Three Illegal Trawlers Arrested in Aquatic Reserves
Operation Albacore III commenced with the arrest of the Hua Yi 5, a Congolese-flagged trawler caught in the act of fishing without a license in Gabonese waters in the Grand Sud du Gabon Aquatic Reserve on the border with Congo-Brazzaville.
That arrest preceded the bust of two other trawlers, this time on the northern border between Gabon and Equatorial Guinea. The fishing vessels Jin Li 961 and Jin Li 962, two Chinese-flagged trawlers, were caught by the Bob Barker as they crossed from Equatorial Guinea into Gabonese waters to poach fish in the Cap Esteria Aquatic Reserve, a designated no-fishing area. On board one of the trawlers, Gabonese inspectors discovered a finned tiger shark. Both vessels remain detained in the Port of Libreville.
After the arrests on the northern and southern borders of Gabon, the patrols had their desired effect of deterring fish pirates, as no subsequent incursions were detected.
European Commercial Fishing Vessel Busted for Shark Finning
With illegal fishing in Gabon’s aquatic reserves averted, Gabon and Sea Shepherd once again partnered with the Central African island state of São Tomé and Príncipe to patrol São Toméan waters.
Operating from on board the Bob Barker, the São Toméan Coast Guard together with São Tomé and Príncipe’s fisheries inspectors, arrested a Senegalese-flagged, but Spanish-linked, long-line fishing vessel for finning sharks.
Although the long-liner was licensed to fish for ‘tuna and similar species’, inspections revealed that the fish holds of the fishing vessel Vema were solely filled with two tons of sharks, predominately blue sharks that classified as ‘near-threatened’ by the International Union for Conservation of Nature (IUCN).
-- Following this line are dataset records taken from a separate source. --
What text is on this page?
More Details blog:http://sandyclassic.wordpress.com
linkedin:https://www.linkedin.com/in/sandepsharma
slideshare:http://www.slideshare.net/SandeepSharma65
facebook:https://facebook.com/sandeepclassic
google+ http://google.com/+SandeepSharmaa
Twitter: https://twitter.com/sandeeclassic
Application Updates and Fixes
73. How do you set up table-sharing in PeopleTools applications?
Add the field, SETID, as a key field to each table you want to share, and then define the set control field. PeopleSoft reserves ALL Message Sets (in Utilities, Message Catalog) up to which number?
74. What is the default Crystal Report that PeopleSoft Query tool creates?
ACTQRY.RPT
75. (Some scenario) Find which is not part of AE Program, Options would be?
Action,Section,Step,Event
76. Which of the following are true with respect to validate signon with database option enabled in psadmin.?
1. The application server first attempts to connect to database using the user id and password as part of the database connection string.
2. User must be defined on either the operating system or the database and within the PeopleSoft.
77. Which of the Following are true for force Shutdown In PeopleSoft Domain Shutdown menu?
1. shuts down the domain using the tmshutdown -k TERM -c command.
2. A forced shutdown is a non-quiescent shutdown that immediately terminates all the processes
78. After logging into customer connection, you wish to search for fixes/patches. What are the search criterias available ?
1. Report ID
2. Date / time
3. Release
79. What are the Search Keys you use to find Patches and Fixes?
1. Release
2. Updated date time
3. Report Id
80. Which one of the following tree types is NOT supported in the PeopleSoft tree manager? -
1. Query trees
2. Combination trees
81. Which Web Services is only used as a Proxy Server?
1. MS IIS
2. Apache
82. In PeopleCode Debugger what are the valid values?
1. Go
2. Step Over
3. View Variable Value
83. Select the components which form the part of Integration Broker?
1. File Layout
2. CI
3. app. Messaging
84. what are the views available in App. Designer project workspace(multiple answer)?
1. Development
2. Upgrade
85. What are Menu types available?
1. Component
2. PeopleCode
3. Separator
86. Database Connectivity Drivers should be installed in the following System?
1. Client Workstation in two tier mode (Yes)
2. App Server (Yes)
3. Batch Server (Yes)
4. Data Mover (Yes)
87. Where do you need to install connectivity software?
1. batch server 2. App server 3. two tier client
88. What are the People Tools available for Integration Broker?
Shark fins were severed from their corresponding torsos.
São Toméan fisheries regulations that prohibit processing of sharks at-sea are conservation measures that ensure shark bodies are not discarded at sea to make room for the more valuable shark fins, therefore allowing far more sharks to be killed.
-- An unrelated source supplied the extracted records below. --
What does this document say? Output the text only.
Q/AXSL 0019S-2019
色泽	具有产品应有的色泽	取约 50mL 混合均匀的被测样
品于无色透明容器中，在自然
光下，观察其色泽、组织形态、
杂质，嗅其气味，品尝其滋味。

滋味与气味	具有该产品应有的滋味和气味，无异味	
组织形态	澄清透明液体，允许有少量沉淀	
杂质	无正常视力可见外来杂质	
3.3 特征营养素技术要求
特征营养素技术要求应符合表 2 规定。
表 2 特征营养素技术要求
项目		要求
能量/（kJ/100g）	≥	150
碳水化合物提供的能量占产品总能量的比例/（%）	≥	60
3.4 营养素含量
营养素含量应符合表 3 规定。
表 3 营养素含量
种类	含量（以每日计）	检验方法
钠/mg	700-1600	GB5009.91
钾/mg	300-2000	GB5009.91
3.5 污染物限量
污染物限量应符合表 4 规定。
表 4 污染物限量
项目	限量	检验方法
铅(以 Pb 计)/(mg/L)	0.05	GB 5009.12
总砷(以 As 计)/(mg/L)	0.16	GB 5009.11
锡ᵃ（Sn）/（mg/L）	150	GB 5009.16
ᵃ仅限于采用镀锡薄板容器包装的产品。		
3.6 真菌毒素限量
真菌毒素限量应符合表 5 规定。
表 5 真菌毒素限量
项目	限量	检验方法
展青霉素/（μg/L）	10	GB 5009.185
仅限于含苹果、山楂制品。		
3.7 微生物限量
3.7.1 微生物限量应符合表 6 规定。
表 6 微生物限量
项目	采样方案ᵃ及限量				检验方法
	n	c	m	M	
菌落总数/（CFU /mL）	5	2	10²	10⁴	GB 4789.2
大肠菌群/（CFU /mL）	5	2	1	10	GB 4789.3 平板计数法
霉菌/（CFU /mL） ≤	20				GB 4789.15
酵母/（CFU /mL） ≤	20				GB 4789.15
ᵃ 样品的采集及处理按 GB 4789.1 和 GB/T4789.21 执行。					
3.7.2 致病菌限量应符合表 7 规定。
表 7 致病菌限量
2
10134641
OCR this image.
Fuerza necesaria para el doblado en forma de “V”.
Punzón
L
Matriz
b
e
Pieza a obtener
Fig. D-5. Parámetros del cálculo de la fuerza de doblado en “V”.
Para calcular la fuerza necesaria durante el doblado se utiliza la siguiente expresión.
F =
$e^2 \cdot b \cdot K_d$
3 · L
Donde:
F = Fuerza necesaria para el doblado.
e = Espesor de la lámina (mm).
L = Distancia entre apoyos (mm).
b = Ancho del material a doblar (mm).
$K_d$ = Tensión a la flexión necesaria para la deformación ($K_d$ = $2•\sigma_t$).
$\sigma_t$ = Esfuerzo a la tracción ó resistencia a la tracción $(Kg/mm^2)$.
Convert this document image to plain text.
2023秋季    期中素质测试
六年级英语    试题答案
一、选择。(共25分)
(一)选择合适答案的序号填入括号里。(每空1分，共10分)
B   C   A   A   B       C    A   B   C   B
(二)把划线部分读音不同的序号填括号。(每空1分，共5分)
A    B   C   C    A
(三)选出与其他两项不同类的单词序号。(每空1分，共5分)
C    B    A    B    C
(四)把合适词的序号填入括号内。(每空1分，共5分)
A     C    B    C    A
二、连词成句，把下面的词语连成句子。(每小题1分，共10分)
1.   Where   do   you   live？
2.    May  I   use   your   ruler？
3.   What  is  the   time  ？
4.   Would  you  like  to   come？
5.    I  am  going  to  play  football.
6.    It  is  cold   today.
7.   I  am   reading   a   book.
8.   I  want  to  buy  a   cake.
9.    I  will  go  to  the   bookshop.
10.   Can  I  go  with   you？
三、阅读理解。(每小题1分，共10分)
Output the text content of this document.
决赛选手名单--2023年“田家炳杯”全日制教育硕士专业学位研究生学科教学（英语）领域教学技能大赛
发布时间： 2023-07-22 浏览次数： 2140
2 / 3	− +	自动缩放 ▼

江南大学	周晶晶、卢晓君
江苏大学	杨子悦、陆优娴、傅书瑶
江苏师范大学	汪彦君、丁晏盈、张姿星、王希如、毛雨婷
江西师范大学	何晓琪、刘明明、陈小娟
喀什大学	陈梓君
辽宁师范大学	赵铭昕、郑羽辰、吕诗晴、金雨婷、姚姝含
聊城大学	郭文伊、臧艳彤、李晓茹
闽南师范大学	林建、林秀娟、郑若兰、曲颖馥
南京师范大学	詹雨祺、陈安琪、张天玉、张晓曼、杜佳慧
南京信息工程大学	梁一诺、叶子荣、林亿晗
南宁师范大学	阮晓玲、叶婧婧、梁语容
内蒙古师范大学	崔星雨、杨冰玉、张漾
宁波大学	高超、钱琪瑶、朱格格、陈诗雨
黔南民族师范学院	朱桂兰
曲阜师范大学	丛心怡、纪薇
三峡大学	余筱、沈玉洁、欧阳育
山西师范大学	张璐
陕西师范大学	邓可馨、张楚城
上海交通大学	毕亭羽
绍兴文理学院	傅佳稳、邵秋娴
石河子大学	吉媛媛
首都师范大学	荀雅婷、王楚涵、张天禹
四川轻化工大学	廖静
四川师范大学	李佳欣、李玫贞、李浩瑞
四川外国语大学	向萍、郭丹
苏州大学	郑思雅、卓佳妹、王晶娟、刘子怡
The arrest of the Vema is the fourth shark-finning bust carried out over the past two years, three of which were the direct result of joint operations between São Tomé and Príncipe and Gabon, with assistance by Sea Shepherd ships and crew.
Deliberate Setting of Nets on Whales and Whales Sharks Banned
Three years of Operation Albacore patrols, coupled with monitoring by Gabonese fisheries observers, have revealed that some industrial purse seiners were deliberately encircling whales and whale sharks with purse seine fishing nets, knowing that tuna gather around them in search of similar sources of food.
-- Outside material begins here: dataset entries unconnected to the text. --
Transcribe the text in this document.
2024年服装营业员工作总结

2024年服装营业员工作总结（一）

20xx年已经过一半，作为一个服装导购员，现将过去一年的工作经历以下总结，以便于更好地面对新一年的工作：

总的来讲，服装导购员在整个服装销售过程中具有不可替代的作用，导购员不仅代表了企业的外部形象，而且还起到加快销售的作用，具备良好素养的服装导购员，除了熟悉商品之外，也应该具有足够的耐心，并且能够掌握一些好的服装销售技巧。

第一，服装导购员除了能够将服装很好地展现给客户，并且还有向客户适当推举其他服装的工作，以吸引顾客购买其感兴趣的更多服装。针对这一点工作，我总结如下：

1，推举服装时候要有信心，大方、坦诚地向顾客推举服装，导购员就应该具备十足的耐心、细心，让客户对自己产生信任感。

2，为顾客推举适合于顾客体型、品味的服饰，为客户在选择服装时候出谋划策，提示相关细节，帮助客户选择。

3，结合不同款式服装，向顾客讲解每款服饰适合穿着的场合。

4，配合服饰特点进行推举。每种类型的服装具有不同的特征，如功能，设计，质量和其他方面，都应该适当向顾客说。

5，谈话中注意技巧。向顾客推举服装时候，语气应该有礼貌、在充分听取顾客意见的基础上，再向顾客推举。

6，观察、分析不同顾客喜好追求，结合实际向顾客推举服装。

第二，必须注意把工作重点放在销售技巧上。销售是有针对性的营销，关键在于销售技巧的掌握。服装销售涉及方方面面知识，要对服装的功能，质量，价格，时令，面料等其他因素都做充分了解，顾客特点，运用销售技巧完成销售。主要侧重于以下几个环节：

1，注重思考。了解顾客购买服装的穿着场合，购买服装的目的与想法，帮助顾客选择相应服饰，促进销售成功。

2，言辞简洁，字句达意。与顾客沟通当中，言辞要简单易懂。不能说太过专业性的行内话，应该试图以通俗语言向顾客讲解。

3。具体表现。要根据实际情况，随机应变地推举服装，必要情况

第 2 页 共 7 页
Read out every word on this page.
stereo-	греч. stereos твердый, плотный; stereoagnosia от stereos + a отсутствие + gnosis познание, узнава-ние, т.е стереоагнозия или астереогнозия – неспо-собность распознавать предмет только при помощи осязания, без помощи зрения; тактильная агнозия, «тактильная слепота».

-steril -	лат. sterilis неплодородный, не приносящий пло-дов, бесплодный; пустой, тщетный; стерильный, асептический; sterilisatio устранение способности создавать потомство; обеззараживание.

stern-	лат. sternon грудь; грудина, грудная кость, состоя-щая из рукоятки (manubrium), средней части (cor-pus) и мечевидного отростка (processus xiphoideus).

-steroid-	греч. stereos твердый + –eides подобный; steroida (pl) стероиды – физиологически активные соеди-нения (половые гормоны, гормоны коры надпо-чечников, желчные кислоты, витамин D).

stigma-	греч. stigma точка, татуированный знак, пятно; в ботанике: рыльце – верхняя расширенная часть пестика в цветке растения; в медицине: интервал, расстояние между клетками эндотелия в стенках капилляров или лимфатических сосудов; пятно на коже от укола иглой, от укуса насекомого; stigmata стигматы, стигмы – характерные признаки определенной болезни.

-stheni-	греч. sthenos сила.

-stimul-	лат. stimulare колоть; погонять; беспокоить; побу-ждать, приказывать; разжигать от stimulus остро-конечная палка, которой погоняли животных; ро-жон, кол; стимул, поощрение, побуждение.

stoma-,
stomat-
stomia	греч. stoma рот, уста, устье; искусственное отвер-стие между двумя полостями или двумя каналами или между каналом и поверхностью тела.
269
The whales and whale sharks could be stuck in the nets for hours as the fishing operators would not open the net until the fish were on board. By that time, chances of survival were low for the panicked whales and whale sharks.
Under the new regulations, if whales or whale sharks are inadvertently caught in the purse seine net, the nets must immediately be opened, even if the fishing vessel risks losing their entire catch of tuna in the process. The regulations will save the lives of many marine mammals and whale sharks - and showcase the importance of boarding and inspections of legal operators at-sea.
Fish Aggerating Devices (FADs) Being Phased Out
Before Operation Albacore, fish aggregating devices, more commonly called FADs, were unregulated. A FAD is a floating object, usually made of plastic, that attracts fish. Sonar and satellite communications equipment fitted to the high-tech FAD alert fishing vessels to the presence of fish. FADs are problematic because they lead to higher numbers of by-catch, or the unintentional catch, of sharks and juvenile fish. In the case of the latter, fishing on FADs in Gabonese waters has resulted in almost 80% of the tuna caught being below reproductive age, as opposed to 12% on free schools of tuna. Gabon is now regulating the number of FADs that can be deployed by ship - and there is a movement within Gabon to ban FADs all-together. That movement will save countless sharks.
Operation Albacore Continues
Although Operation Albacore III concludes with the departure of the Bob Barker from Gabonese waters, Sea Shepherd is committed to continue working with Gabon and other regional partners to defend, conserve and protect the Gulf of Guinea from illegal and destructive fishing practices.